The controversy surrounding Paradise Shores RV park continued during a County of Stettler subdivision appeal board (SDAB) hearing on June 5.
The review of the 318 campsites and RV development around Buffalo Lake came after the county and developer disagreed on whether the information initially provided was complete.
County of Settler director of communications Niki Thorsteinsson stated the county’s position was that it wasn’t complete.
“There was not enough information to take to the Municipal Planning Commission so the permit was sent back to the developer,” she explained.
“The developer disagreed and thought it was complete enough, so appealed the decision.”
The hearing was only based on arguments on the “completeness” of the application between the two parties — Paradise Shores owner Dave Hamm, who was joined by his lawyer Robert Shuett, and the county which was represented by a lawyer and its development authority.

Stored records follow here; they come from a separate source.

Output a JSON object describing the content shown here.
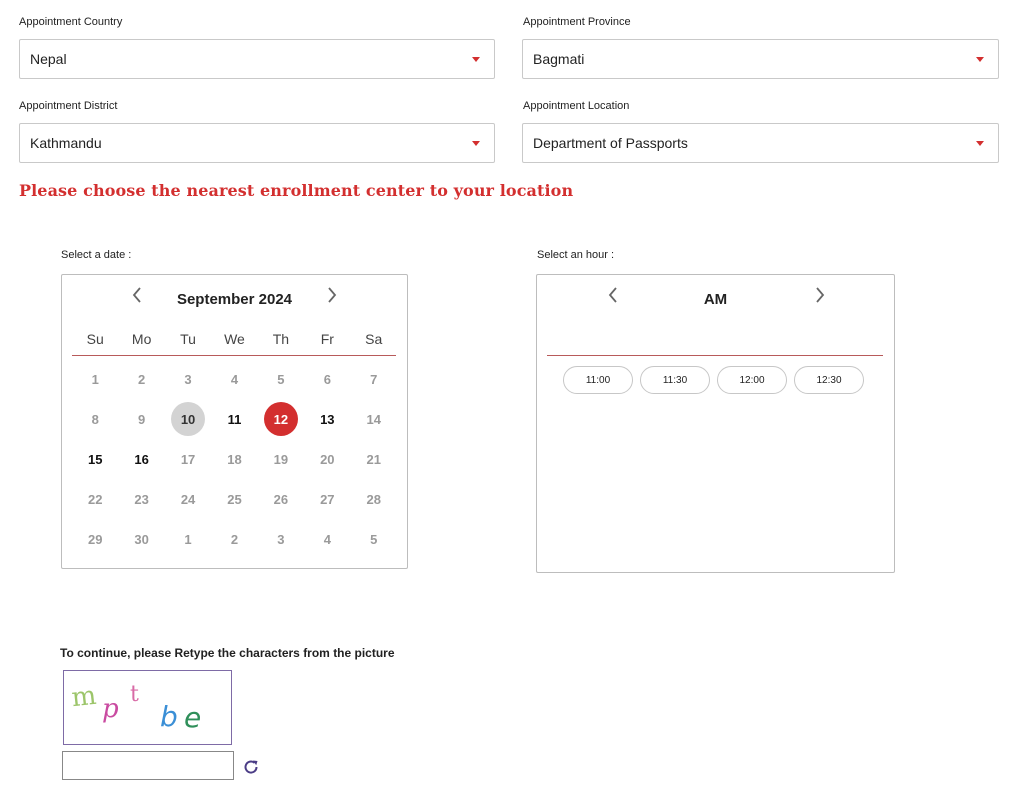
{
  "form": {
    "country": {
      "label": "Appointment Country",
      "value": "Nepal"
    },
    "province": {
      "label": "Appointment Province",
      "value": "Bagmati"
    },
    "district": {
      "label": "Appointment District",
      "value": "Kathmandu"
    },
    "location": {
      "label": "Appointment Location",
      "value": "Department of Passports"
    },
    "notice": "Please choose the nearest enrollment center to your location"
  },
  "date_picker": {
    "label": "Select a date :",
    "month_title": "September 2024",
    "days_of_week": [
      "Su",
      "Mo",
      "Tu",
      "We",
      "Th",
      "Fr",
      "Sa"
    ],
    "weeks": [
      [
        {
          "d": "1",
          "s": "off"
        },
        {
          "d": "2",
          "s": "off"
        },
        {
          "d": "3",
          "s": "off"
        },
        {
          "d": "4",
          "s": "off"
        },
        {
          "d": "5",
          "s": "off"
        },
        {
          "d": "6",
          "s": "off"
        },
        {
          "d": "7",
          "s": "off"
        }
      ],
      [
        {
          "d": "8",
          "s": "off"
        },
        {
          "d": "9",
          "s": "off"
        },
        {
          "d": "10",
          "s": "today"
        },
        {
          "d": "11",
          "s": "avail"
        },
        {
          "d": "12",
          "s": "sel"
        },
        {
          "d": "13",
          "s": "avail"
        },
        {
          "d": "14",
          "s": "off"
        }
      ],
      [
        {
          "d": "15",
          "s": "avail"
        },
        {
          "d": "16",
          "s": "avail"
        },
        {
          "d": "17",
          "s": "off"
        },
        {
          "d": "18",
          "s": "off"
        },
        {
          "d": "19",
          "s": "off"
        },
        {
          "d": "20",
          "s": "off"
        },
        {
          "d": "21",
          "s": "off"
        }
      ],
      [
        {
          "d": "22",
          "s": "off"
        },
        {
          "d": "23",
          "s": "off"
        },
        {
          "d": "24",
          "s": "off"
        },
        {
          "d": "25",
          "s": "off"
        },
        {
          "d": "26",
          "s": "off"
        },
        {
          "d": "27",
          "s": "off"
        },
        {
          "d": "28",
          "s": "off"
        }
      ],
      [
        {
          "d": "29",
          "s": "off"
        },
        {
          "d": "30",
          "s": "off"
        },
        {
          "d": "1",
          "s": "off"
        },
        {
          "d": "2",
          "s": "off"
        },
        {
          "d": "3",
          "s": "off"
        },
        {
          "d": "4",
          "s": "off"
        },
        {
          "d": "5",
          "s": "off"
        }
      ]
    ],
    "selected_color": "#d32f2f",
    "today_color": "#d3d3d3"
  },
  "hour_picker": {
    "label": "Select an hour :",
    "period": "AM",
    "slots": [
      "11:00",
      "11:30",
      "12:00",
      "12:30"
    ]
  },
  "captcha": {
    "prompt": "To continue, please Retype the characters from the picture",
    "text": "mptbe",
    "input_value": ""
  }
}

People opposed to the development as well as several leaseholders in the development were also in attendance.
The SDAB must now issue a decision by June 20. If the application is deemed complete, the county would have to process the permit. If the application remains incomplete, the county stated it would enter into further discussions, which could include requesting a new permit application.
The original submission outlined a plan for the 83 acres that included walking and biking trails, concessions, docks, a splash park, an aqua glide water park, sports courts, parking and 318 campsites.

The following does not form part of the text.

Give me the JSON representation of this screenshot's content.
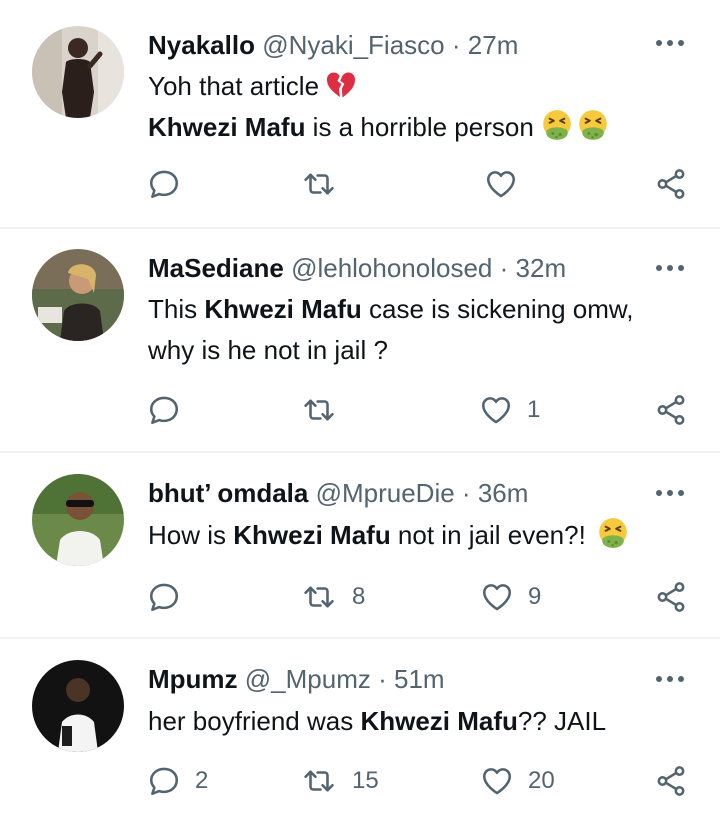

Hamm, in a letter, stated the unfortunate SDAB decision needs to be addressed this camping season.
“The resort’s 221 families who have chosen Settler County and Buffalo Lake as their preferred destination for family fun for decades to come, need clear signals and definite action in order to show that this project is not going away,” the letter said.
The appeal hearing is part of the ongoing saga and comes on the heels of a stop work order issued last month, which listed 41 conditions to met by a deadline of June 17. One of which was the removal of RV units.
“We are hoping the developer meets compliance, so we can get people back on their camping spots, but we can’t do that at the peril of health and safety,” Thorsteinsson added.